Emiliana Torrini : Fisherman's Woman (ICE/UK,2004)****° (classic)
It’s really weird how, for me reality often seems to become harder and harsher and more inhumane every day, in a more and more politically governed society, while there also is first of all an increasing number of creativity from ordinary people with a true humane aspect, and amazingly too, there’s also more true gentleness in music, like with Emiliana Torrini, a music which leaves self-concerned melancholy behind, keeps an open vision, and spreads a positive energy wherever it can. It’s like the beauty of an inside philosophy after pain, that wins, more than those victimized who prefer to reflect those feelings of lost moments of being most important (who rarely if ever transcend their extreme perspective). Gentleness is not necessarily naïve and over-protected. Being ready to be like this, with an adult vision, really gives this society exactly what it needs, like in the voice and visions of Emiliana Torrini. We hear a very intimate sparse sound of voice and guitar, and neat minimal accompaniment. The voice carries all music attention away, so much so that one hardly notices how it is so well textured and that it brings even more life to it. A detail, a feather light accordion, was immediately noticed on “Lifesaver”. Further, all kinds of guitars, some percussion and a few other instruments are nothing but the perfect stimulation of the underlying loveliness. Only the short “Fisherman’s Woman” is lead by piano instead of guitars and textured sounds.

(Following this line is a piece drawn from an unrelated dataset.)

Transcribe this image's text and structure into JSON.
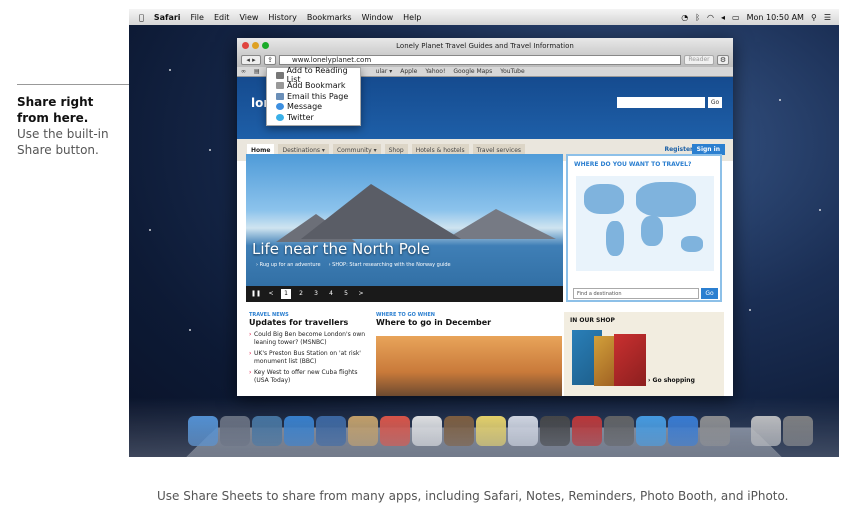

Emiliana Torrini is half Icelandic, half Italian. She grew up in Iceland and spent her teen summers in Germany. Later she moved to Brixton, spend some time in America. She “wanted to move to India, learn the classical techniques there, then move to Bulgaria, be a gypsy, and learn the techniques, and keep moving and learning new ways of singing” – but instead she came to England and made this record, which is in fact her third album if you count her modestly made earlier song collection (partly triphop?) albums too. I noticed more far North artists have this cold-is-skin-and-warm-is-the-heart gentle character. Emiliana shows even more, the world-is-my-perspective type of inspired strength to it, making her music immediately reflective for a wider audience, to be able to touch almost anyone’s heart from the first note to the last.